Respira hondo. Deja que el miedo se vaya con el suspiro. Abre la boca y expira que el mundo es para ti y que en ese grito viajen las inseguridades que te atan al pasado.
El precipicio que contemplas tiene un puente para cruzarlo. Sólo tienes que adelantar el pie. Pero para ello primero has de alzarlo y dejar atrás lo que debe quedar en la otra orilla. La mano que antes te agarraba no es la que ahora debe sostenerte. Recurres a ella porque sientes que tambaleas y el sostén más recurrente es siempre aquel que nos resulta más familiar. Opta por no cogerlo, sigue adelante, da el paso porque en el movimiento se encuentra el equilibrio. Y en los pasos venideros encontrarás bastones en los que apoyarte, que serán compañeros de viaje y no sustitutos de tu propia voluntad.
Ahí está el puente que construyes con tus propios pies. Y masajeas tus plantas con las piedras que componen el camino. Descubres que debajo no reside el abismo porque tú eres tu espacio y, al revisar las huellas que has dejado en tu caminar, intuyes por qué sentías vértigo:
Estabas en el muelle a punto de subir a la barca en la que ibas a navegar por el riachuelo.
Contemplabas el mar entero en lugar de recrearte en el riachuelo que te llevaba a él. Tu mirada se perdía entre la infinitud del océano y sentías el vértigo de no saber dónde agarrarte para no hundirte. Ilusa, te estabas ya ahogando en el fondo del mar cuando aún no habías salido del muelle.
Un tiempo atrás, cuando tu tarea era hilvanar redes en la orilla, contemplabas con pasión y envidia aquellos pescadores que navegaban entre las aguas. Pensabas en los peces que sus ojos estarían viendo, en la brisa salada que acariciaría sus rostros, en el ilimitado mundo que sus remos abrazarían, persiguiendo tan sólo el viento. Ignorabas que también los marineros cuentan con rutas que seguir y que en su amplitud de opciones reside su gallardía. Y, al perder tu mirada en aquel mundo de brillos plateados y horizontes inexistentes, ignorabas el suave tacto de la arena de la playa, el sedoso beso del sol en tu rostro, el terciopelo verde de las palmeras coronando tu cabeza. Estabas tan dentro de tu mundo y mirabas tan fuera de él que te perdías sus regalos. Al final, no estabas ni en el mar ni en la orilla.

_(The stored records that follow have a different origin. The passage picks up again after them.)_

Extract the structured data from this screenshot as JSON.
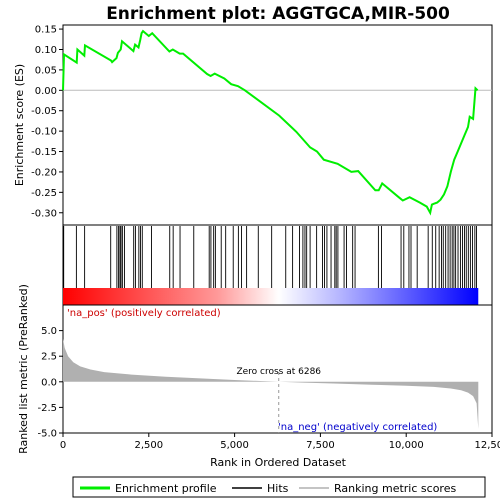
{
  "chart_data": {
    "type": "line",
    "title": "Enrichment plot: AGGTGCA,MIR-500",
    "xlabel": "Rank in Ordered Dataset",
    "xlim": [
      0,
      12500
    ],
    "x_ticks": [
      0,
      2500,
      5000,
      7500,
      10000,
      12500
    ],
    "x_tick_labels": [
      "0",
      "2,500",
      "5,000",
      "7,500",
      "10,000",
      "12,500"
    ],
    "total_genes": 12100,
    "enrichment_panel": {
      "ylabel": "Enrichment score (ES)",
      "ylim": [
        -0.33,
        0.16
      ],
      "y_ticks": [
        -0.3,
        -0.25,
        -0.2,
        -0.15,
        -0.1,
        -0.05,
        0.0,
        0.05,
        0.1,
        0.15
      ],
      "y_tick_labels": [
        "-0.30",
        "-0.25",
        "-0.20",
        "-0.15",
        "-0.10",
        "-0.05",
        "0.00",
        "0.05",
        "0.10",
        "0.15"
      ],
      "series": [
        {
          "name": "Enrichment profile",
          "color": "#00ee00",
          "points": [
            [
              0,
              0.0
            ],
            [
              30,
              0.088
            ],
            [
              400,
              0.068
            ],
            [
              420,
              0.1
            ],
            [
              620,
              0.085
            ],
            [
              640,
              0.11
            ],
            [
              1400,
              0.073
            ],
            [
              1430,
              0.069
            ],
            [
              1560,
              0.079
            ],
            [
              1600,
              0.092
            ],
            [
              1680,
              0.1
            ],
            [
              1720,
              0.12
            ],
            [
              2050,
              0.096
            ],
            [
              2100,
              0.112
            ],
            [
              2200,
              0.105
            ],
            [
              2250,
              0.123
            ],
            [
              2290,
              0.14
            ],
            [
              2330,
              0.145
            ],
            [
              2500,
              0.133
            ],
            [
              2600,
              0.14
            ],
            [
              3100,
              0.095
            ],
            [
              3200,
              0.1
            ],
            [
              3400,
              0.09
            ],
            [
              3500,
              0.09
            ],
            [
              4200,
              0.04
            ],
            [
              4300,
              0.035
            ],
            [
              4420,
              0.041
            ],
            [
              4700,
              0.029
            ],
            [
              4900,
              0.015
            ],
            [
              5100,
              0.01
            ],
            [
              5300,
              0.0
            ],
            [
              6300,
              -0.062
            ],
            [
              6800,
              -0.102
            ],
            [
              7200,
              -0.14
            ],
            [
              7400,
              -0.15
            ],
            [
              7600,
              -0.17
            ],
            [
              8000,
              -0.18
            ],
            [
              8400,
              -0.2
            ],
            [
              8600,
              -0.198
            ],
            [
              9100,
              -0.245
            ],
            [
              9200,
              -0.245
            ],
            [
              9300,
              -0.228
            ],
            [
              9800,
              -0.263
            ],
            [
              9900,
              -0.27
            ],
            [
              10100,
              -0.262
            ],
            [
              10400,
              -0.275
            ],
            [
              10600,
              -0.285
            ],
            [
              10700,
              -0.3
            ],
            [
              10750,
              -0.28
            ],
            [
              10800,
              -0.278
            ],
            [
              10900,
              -0.275
            ],
            [
              11000,
              -0.268
            ],
            [
              11100,
              -0.255
            ],
            [
              11200,
              -0.235
            ],
            [
              11300,
              -0.2
            ],
            [
              11400,
              -0.17
            ],
            [
              11500,
              -0.15
            ],
            [
              11600,
              -0.13
            ],
            [
              11700,
              -0.11
            ],
            [
              11800,
              -0.09
            ],
            [
              11850,
              -0.065
            ],
            [
              11950,
              -0.07
            ],
            [
              12020,
              0.005
            ],
            [
              12080,
              0.0
            ]
          ]
        }
      ]
    },
    "hits_panel": {
      "name": "Hits",
      "hit_ranks": [
        20,
        390,
        630,
        1390,
        1570,
        1620,
        1660,
        1690,
        1730,
        1790,
        2060,
        2110,
        2210,
        2260,
        2310,
        2580,
        3110,
        3210,
        3410,
        3810,
        4260,
        4310,
        4390,
        4440,
        4610,
        4740,
        4960,
        5110,
        5200,
        5350,
        5690,
        6080,
        6490,
        6690,
        6890,
        6990,
        7050,
        7100,
        7200,
        7390,
        7560,
        7620,
        7690,
        7810,
        7920,
        7960,
        8010,
        8190,
        8260,
        8440,
        8510,
        9190,
        9280,
        9850,
        9930,
        10080,
        10140,
        10320,
        10640,
        10760,
        10860,
        10960,
        11030,
        11080,
        11150,
        11220,
        11280,
        11340,
        11390,
        11440,
        11510,
        11580,
        11640,
        11700,
        11750,
        11810,
        11870,
        11930,
        12000,
        12050
      ],
      "color_bar": {
        "stops": [
          {
            "rank": 0,
            "color": "#ff0000"
          },
          {
            "rank": 4500,
            "color": "#ff9999"
          },
          {
            "rank": 6286,
            "color": "#ffffff"
          },
          {
            "rank": 8000,
            "color": "#b8b8ff"
          },
          {
            "rank": 12100,
            "color": "#0000ff"
          }
        ]
      }
    },
    "ranked_metric_panel": {
      "ylabel": "Ranked list metric (PreRanked)",
      "ylim": [
        -5.0,
        7.5
      ],
      "y_ticks": [
        -5.0,
        -2.5,
        0.0,
        2.5,
        5.0
      ],
      "y_tick_labels": [
        "-5.0",
        "-2.5",
        "0.0",
        "2.5",
        "5.0"
      ],
      "fill_color": "#b0b0b0",
      "profile": [
        [
          0,
          4.2
        ],
        [
          50,
          3.3
        ],
        [
          150,
          2.5
        ],
        [
          300,
          1.9
        ],
        [
          500,
          1.5
        ],
        [
          800,
          1.2
        ],
        [
          1200,
          0.95
        ],
        [
          2000,
          0.7
        ],
        [
          3000,
          0.5
        ],
        [
          4000,
          0.33
        ],
        [
          5000,
          0.18
        ],
        [
          6286,
          0.0
        ],
        [
          7000,
          -0.08
        ],
        [
          8000,
          -0.18
        ],
        [
          9000,
          -0.28
        ],
        [
          10000,
          -0.38
        ],
        [
          10800,
          -0.5
        ],
        [
          11300,
          -0.65
        ],
        [
          11600,
          -0.82
        ],
        [
          11800,
          -1.05
        ],
        [
          11950,
          -1.4
        ],
        [
          12050,
          -2.1
        ],
        [
          12100,
          -4.6
        ]
      ],
      "zero_cross_rank": 6286,
      "zero_cross_label": "Zero cross at 6286",
      "pos_label": "'na_pos' (positively correlated)",
      "neg_label": "'na_neg' (negatively correlated)"
    },
    "legend": {
      "placement": "bottom",
      "entries": [
        {
          "label": "Enrichment profile",
          "color": "#00ee00"
        },
        {
          "label": "Hits",
          "color": "#000000"
        },
        {
          "label": "Ranking metric scores",
          "color": "#b0b0b0"
        }
      ]
    }
  }
}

Ahora, una vez que decidiste dejar la tierra para perderte en las inmensidades del mar y descubrir mundo, vas de nuevo demasiado rápido. De nuevo quieres lanzarte de cabeza al mar y, al hacerlo, braceas e intentas subir a flote porque te ahogas. ¡Cómo no vas a ahogarte, si aún no has aprendido a nadar!
Y en el pavor del terreno desconocido que es el mar, diriges tu mirada a la orilla y buscas la mano conocida que pueda agarrarte. Contemplas ahora, a lo lejos, la playa con su arena, aquel beso del sol que un día rechazaste y el verde aterciopelado de las palmeras. Y añoras aquello que dejaste atrás pensando si no eras más feliz acariciando la orilla.
Ignorante, aquello que añoras no es la orilla sino la tranquilidad de saberte conocedora del terreno. Sube a la barca, vuelve al riachuelo y emprende de nuevo el camino, poco a poco, con calma. Disfruta del suave traqueteo de la barquilla por entre las rocas, hazte amiga del agua dulce, que luego lo harás de la salada. Comprende a los peces menores que ya habrá tiempo de tiburones y ballenas y aprende a nadar para que, cuando alcances la inmensidad del océano, y el horizonte que no existe, y los mundos que te vengan al encuentro, te sepas ducha marinera y ames el mar tanto como antes amabas la tierra.
Quizá algún día, después de haber viajado por distintos continentes y de haber conocido sus gentes y sus vidas, hagas una parada en aquella orilla que un día dejaste y saludes a tus viejos compañeros. Y juntos compartáis en la calma de la senectud las experiencias vividas. Y el rencuentro no será una segunda parte sino un nuevo comenzar.